The administrative complaint filed with the board last month on behalf of acting Attorney General John Hoffman seeks a temporary license suspension pending a full disciplinary hearing on the matter. It indicated that, in addition to either suspending or revoking Jasper’s license, the board is being asked to consider civil penalties and other costs.
Patient since 2004
According to the state complaint, the woman had been Jasper’s patient since 2004, and he was treating her with talk therapy and medications. The state asserts a physical affair developed in 2013 and when the patient attempted to end the relationship, he pursued her.
The two allegedly had intercourse in her apartment and his office about 30 times and oral sex on multiple occasions. They exchanged gifts, the complaint said, and he received topless and provocative photos from her that he kept in his private files.

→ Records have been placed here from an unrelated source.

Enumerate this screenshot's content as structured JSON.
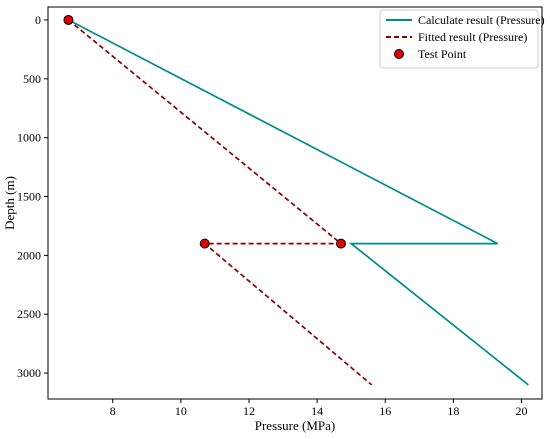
{
  "chart_data": {
    "type": "line",
    "title": "",
    "xlabel": "Pressure (MPa)",
    "ylabel": "Depth (m)",
    "xlim": [
      6.1,
      20.6
    ],
    "ylim": [
      3220,
      -110
    ],
    "y_inverted": true,
    "x_ticks": [
      8,
      10,
      12,
      14,
      16,
      18,
      20
    ],
    "y_ticks": [
      0,
      500,
      1000,
      1500,
      2000,
      2500,
      3000
    ],
    "grid": false,
    "legend_position": "top-right",
    "series": [
      {
        "name": "Calculate result (Pressure)",
        "style": "solid",
        "color": "#008b8b",
        "points": [
          [
            6.7,
            0
          ],
          [
            19.3,
            1900
          ],
          [
            15.0,
            1900
          ],
          [
            20.2,
            3100
          ]
        ]
      },
      {
        "name": "Fitted result (Pressure)",
        "style": "dashed",
        "color": "#8b0000",
        "points": [
          [
            6.7,
            0
          ],
          [
            14.7,
            1900
          ],
          [
            10.7,
            1900
          ],
          [
            15.6,
            3100
          ]
        ]
      },
      {
        "name": "Test Point",
        "style": "marker",
        "color": "#e00000",
        "points": [
          [
            6.7,
            0
          ],
          [
            14.7,
            1900
          ],
          [
            10.7,
            1900
          ]
        ]
      }
    ]
  }
}
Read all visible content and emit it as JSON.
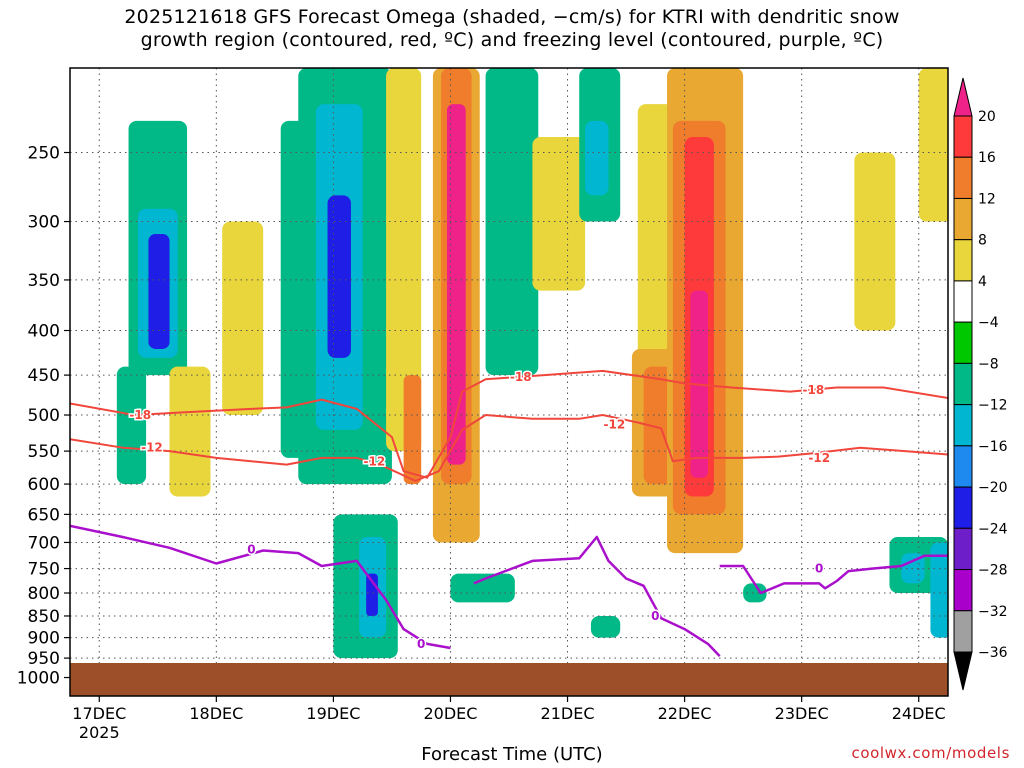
{
  "header": {
    "title_line1": "2025121618 GFS Forecast Omega (shaded, −cm/s) for KTRI with dendritic snow",
    "title_line2": "growth region (contoured, red, ºC) and freezing level (contoured, purple, ºC)"
  },
  "footer": {
    "xlabel": "Forecast Time (UTC)",
    "credit": "coolwx.com/models"
  },
  "chart_data": {
    "type": "heatmap",
    "xlabel": "Forecast Time (UTC)",
    "ylabel": "",
    "x_ticks": [
      {
        "t": 0,
        "label": "17DEC",
        "sub": "2025"
      },
      {
        "t": 1,
        "label": "18DEC"
      },
      {
        "t": 2,
        "label": "19DEC"
      },
      {
        "t": 3,
        "label": "20DEC"
      },
      {
        "t": 4,
        "label": "21DEC"
      },
      {
        "t": 5,
        "label": "22DEC"
      },
      {
        "t": 6,
        "label": "23DEC"
      },
      {
        "t": 7,
        "label": "24DEC"
      }
    ],
    "xlim": [
      -0.25,
      7.25
    ],
    "y_ticks": [
      250,
      300,
      350,
      400,
      450,
      500,
      550,
      600,
      650,
      700,
      750,
      800,
      850,
      900,
      950,
      1000
    ],
    "ylim": [
      1050,
      200
    ],
    "grid": true,
    "colorbar": {
      "levels": [
        "20",
        "16",
        "12",
        "8",
        "4",
        "−4",
        "−8",
        "−12",
        "−16",
        "−20",
        "−24",
        "−28",
        "−32",
        "−36"
      ],
      "colors": [
        "#ee2288",
        "#ff3a3a",
        "#ef7d2c",
        "#e8a832",
        "#e8d63c",
        "#ffffff",
        "#00c800",
        "#00b986",
        "#00b6d0",
        "#1e8af0",
        "#1e1ee6",
        "#6e1ec8",
        "#aa00cc",
        "#a0a0a0",
        "#000000"
      ]
    },
    "omega_cells": [
      {
        "t0": -0.3,
        "t1": 7.3,
        "p0": 200,
        "p1": 1050,
        "v": 0
      },
      {
        "t0": 0.25,
        "t1": 0.75,
        "p0": 230,
        "p1": 450,
        "v": -9
      },
      {
        "t0": 0.33,
        "t1": 0.67,
        "p0": 290,
        "p1": 430,
        "v": -14
      },
      {
        "t0": 0.42,
        "t1": 0.6,
        "p0": 310,
        "p1": 420,
        "v": -21
      },
      {
        "t0": 0.15,
        "t1": 0.4,
        "p0": 440,
        "p1": 600,
        "v": -8
      },
      {
        "t0": 0.6,
        "t1": 0.95,
        "p0": 440,
        "p1": 620,
        "v": 5
      },
      {
        "t0": 1.55,
        "t1": 1.9,
        "p0": 230,
        "p1": 560,
        "v": -9
      },
      {
        "t0": 1.05,
        "t1": 1.4,
        "p0": 300,
        "p1": 500,
        "v": 5
      },
      {
        "t0": 1.7,
        "t1": 2.5,
        "p0": 200,
        "p1": 600,
        "v": -10
      },
      {
        "t0": 1.85,
        "t1": 2.25,
        "p0": 220,
        "p1": 520,
        "v": -15
      },
      {
        "t0": 1.95,
        "t1": 2.15,
        "p0": 280,
        "p1": 430,
        "v": -21
      },
      {
        "t0": 2.45,
        "t1": 2.75,
        "p0": 200,
        "p1": 550,
        "v": 5
      },
      {
        "t0": 2.6,
        "t1": 2.75,
        "p0": 450,
        "p1": 600,
        "v": 13
      },
      {
        "t0": 2.85,
        "t1": 3.25,
        "p0": 200,
        "p1": 700,
        "v": 9
      },
      {
        "t0": 2.92,
        "t1": 3.18,
        "p0": 200,
        "p1": 600,
        "v": 14
      },
      {
        "t0": 2.97,
        "t1": 3.13,
        "p0": 220,
        "p1": 570,
        "v": 21
      },
      {
        "t0": 2.0,
        "t1": 2.55,
        "p0": 650,
        "p1": 950,
        "v": -9
      },
      {
        "t0": 2.22,
        "t1": 2.45,
        "p0": 690,
        "p1": 900,
        "v": -15
      },
      {
        "t0": 2.28,
        "t1": 2.38,
        "p0": 760,
        "p1": 850,
        "v": -21
      },
      {
        "t0": 3.3,
        "t1": 3.75,
        "p0": 200,
        "p1": 450,
        "v": -8
      },
      {
        "t0": 3.7,
        "t1": 4.15,
        "p0": 240,
        "p1": 360,
        "v": 5
      },
      {
        "t0": 4.1,
        "t1": 4.45,
        "p0": 200,
        "p1": 300,
        "v": -9
      },
      {
        "t0": 4.15,
        "t1": 4.35,
        "p0": 230,
        "p1": 280,
        "v": -13
      },
      {
        "t0": 4.6,
        "t1": 5.2,
        "p0": 220,
        "p1": 470,
        "v": 5
      },
      {
        "t0": 4.55,
        "t1": 5.1,
        "p0": 420,
        "p1": 620,
        "v": 9
      },
      {
        "t0": 4.65,
        "t1": 5.0,
        "p0": 440,
        "p1": 600,
        "v": 13
      },
      {
        "t0": 4.85,
        "t1": 5.5,
        "p0": 200,
        "p1": 720,
        "v": 9
      },
      {
        "t0": 4.9,
        "t1": 5.35,
        "p0": 230,
        "p1": 650,
        "v": 13
      },
      {
        "t0": 5.0,
        "t1": 5.25,
        "p0": 240,
        "p1": 620,
        "v": 17
      },
      {
        "t0": 5.05,
        "t1": 5.2,
        "p0": 360,
        "p1": 590,
        "v": 21
      },
      {
        "t0": 6.45,
        "t1": 6.8,
        "p0": 250,
        "p1": 400,
        "v": 5
      },
      {
        "t0": 7.0,
        "t1": 7.3,
        "p0": 200,
        "p1": 300,
        "v": 5
      },
      {
        "t0": 6.75,
        "t1": 7.25,
        "p0": 690,
        "p1": 800,
        "v": -10
      },
      {
        "t0": 6.85,
        "t1": 7.05,
        "p0": 720,
        "p1": 780,
        "v": -14
      },
      {
        "t0": 7.1,
        "t1": 7.3,
        "p0": 700,
        "p1": 900,
        "v": -12
      },
      {
        "t0": 3.0,
        "t1": 3.55,
        "p0": 760,
        "p1": 820,
        "v": -8
      },
      {
        "t0": 4.2,
        "t1": 4.45,
        "p0": 850,
        "p1": 900,
        "v": -9
      },
      {
        "t0": 5.5,
        "t1": 5.7,
        "p0": 780,
        "p1": 820,
        "v": -8
      }
    ],
    "contours": [
      {
        "label": "-18",
        "color": "#f0463c",
        "width": 2,
        "points": [
          [
            -0.25,
            485
          ],
          [
            0.3,
            500
          ],
          [
            0.9,
            495
          ],
          [
            1.3,
            492
          ],
          [
            1.6,
            490
          ],
          [
            1.9,
            480
          ],
          [
            2.2,
            492
          ],
          [
            2.5,
            530
          ],
          [
            2.6,
            580
          ],
          [
            2.8,
            590
          ],
          [
            3.0,
            530
          ],
          [
            3.1,
            470
          ],
          [
            3.3,
            455
          ],
          [
            3.8,
            450
          ],
          [
            4.3,
            445
          ],
          [
            4.8,
            455
          ],
          [
            5.0,
            460
          ],
          [
            5.4,
            465
          ],
          [
            5.9,
            470
          ],
          [
            6.3,
            465
          ],
          [
            6.7,
            465
          ],
          [
            7.25,
            478
          ]
        ],
        "labels": [
          [
            0.35,
            500
          ],
          [
            3.6,
            452
          ],
          [
            6.1,
            468
          ]
        ]
      },
      {
        "label": "-12",
        "color": "#f0463c",
        "width": 2,
        "points": [
          [
            -0.25,
            533
          ],
          [
            0.2,
            545
          ],
          [
            0.6,
            550
          ],
          [
            1.0,
            560
          ],
          [
            1.6,
            570
          ],
          [
            1.9,
            560
          ],
          [
            2.2,
            560
          ],
          [
            2.4,
            570
          ],
          [
            2.7,
            595
          ],
          [
            2.9,
            580
          ],
          [
            3.1,
            520
          ],
          [
            3.3,
            500
          ],
          [
            3.7,
            505
          ],
          [
            4.1,
            505
          ],
          [
            4.3,
            500
          ],
          [
            4.6,
            510
          ],
          [
            4.8,
            518
          ],
          [
            4.9,
            565
          ],
          [
            5.1,
            560
          ],
          [
            5.5,
            560
          ],
          [
            5.8,
            558
          ],
          [
            6.1,
            553
          ],
          [
            6.5,
            545
          ],
          [
            7.25,
            555
          ]
        ],
        "labels": [
          [
            0.45,
            545
          ],
          [
            2.35,
            565
          ],
          [
            4.4,
            513
          ],
          [
            6.15,
            560
          ]
        ]
      },
      {
        "label": "0",
        "color": "#aa10cc",
        "width": 2.5,
        "points": [
          [
            -0.25,
            670
          ],
          [
            0.2,
            690
          ],
          [
            0.6,
            710
          ],
          [
            1.0,
            740
          ],
          [
            1.4,
            715
          ],
          [
            1.7,
            720
          ],
          [
            1.9,
            745
          ],
          [
            2.2,
            735
          ],
          [
            2.45,
            815
          ],
          [
            2.6,
            880
          ],
          [
            2.8,
            915
          ],
          [
            3.0,
            925
          ]
        ],
        "labels": [
          [
            1.3,
            713
          ],
          [
            2.75,
            915
          ]
        ]
      },
      {
        "label": "0",
        "color": "#aa10cc",
        "width": 2.5,
        "points": [
          [
            3.2,
            780
          ],
          [
            3.3,
            770
          ],
          [
            3.7,
            735
          ],
          [
            4.1,
            730
          ],
          [
            4.25,
            690
          ],
          [
            4.35,
            735
          ],
          [
            4.5,
            770
          ],
          [
            4.65,
            785
          ],
          [
            4.8,
            855
          ],
          [
            5.0,
            880
          ],
          [
            5.2,
            915
          ],
          [
            5.3,
            945
          ]
        ],
        "labels": [
          [
            4.75,
            850
          ]
        ]
      },
      {
        "label": "0",
        "color": "#aa10cc",
        "width": 2.5,
        "points": [
          [
            5.3,
            745
          ],
          [
            5.5,
            745
          ],
          [
            5.65,
            800
          ],
          [
            5.85,
            780
          ],
          [
            6.15,
            780
          ],
          [
            6.2,
            790
          ],
          [
            6.3,
            775
          ],
          [
            6.4,
            755
          ],
          [
            6.6,
            750
          ],
          [
            6.85,
            745
          ],
          [
            7.05,
            725
          ],
          [
            7.25,
            725
          ]
        ],
        "labels": [
          [
            6.15,
            750
          ]
        ]
      }
    ]
  }
}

Jasper told investigators they saw each other outside the office and developed “a very friendly relationship” in the fall of 2013, according to the complaint. He said their relationship changed that December and it consisted of “hugging, kissing, you know … we had some moments,” the complaint stated.

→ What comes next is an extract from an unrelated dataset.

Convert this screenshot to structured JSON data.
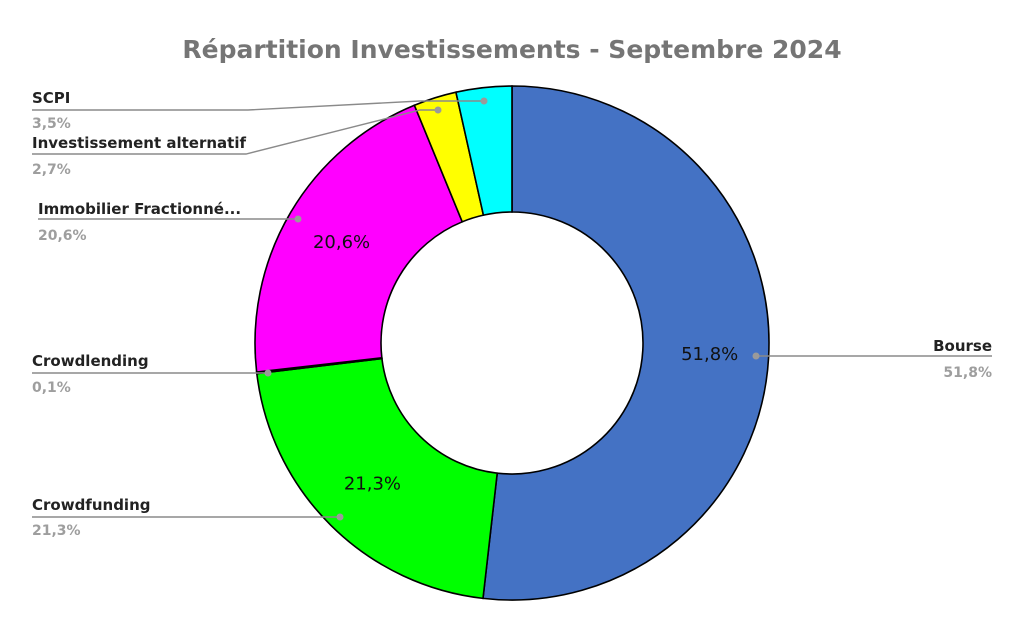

These encounters were in his office, her apartment and on a motorcycle ride to New York, the complaint said. Jasper said he would stop by her apartment before work for some “intimate hugging” and said the sessions were “a little romantic,” according to the complaint.
In papers filed with the board, Jasper challenged the characterization of his interview by a state investigator; he said medical records that were provided must be read in their full context. His lawyer termed his interaction with the patient “a far cry from the sexual exploitation” alleged.
Ros wrote that the case is based “upon hearsay statements” made by someone suffering from bipolar disorder, “a very serious mental illness that can affect perception and behavior” and there is “no reason to suppose” she “is telling the truth.” Ros said the majority of the evidence of “sexual contact” comes from the former patient’s handwritten, uncorroborated statement.
Ros accused the state of trying to bolster allegations by referencing gifts of modest value, even ascribing “improper motives” to a Christmas tree he provided after learning she and her son would not have one that year due to financial concerns.
She noted, too, that Jasper is not in any of the revealing photographs the patient sent and there is no evidence he asked for them. He kept them with the patient’s chart, she wrote, because they could have a bearing on her mental state.
The attorney also addressed a claim that the patient was prescribed the stimulant Adderall for weight loss in addition to other medications. The state alleges records don’t indicate the patient had a condition — such as attention deficit hyperactive disorder — that would be “appropriately treated” with the drug. The lawyer wrote the patient was given the drug for ADHD symptoms.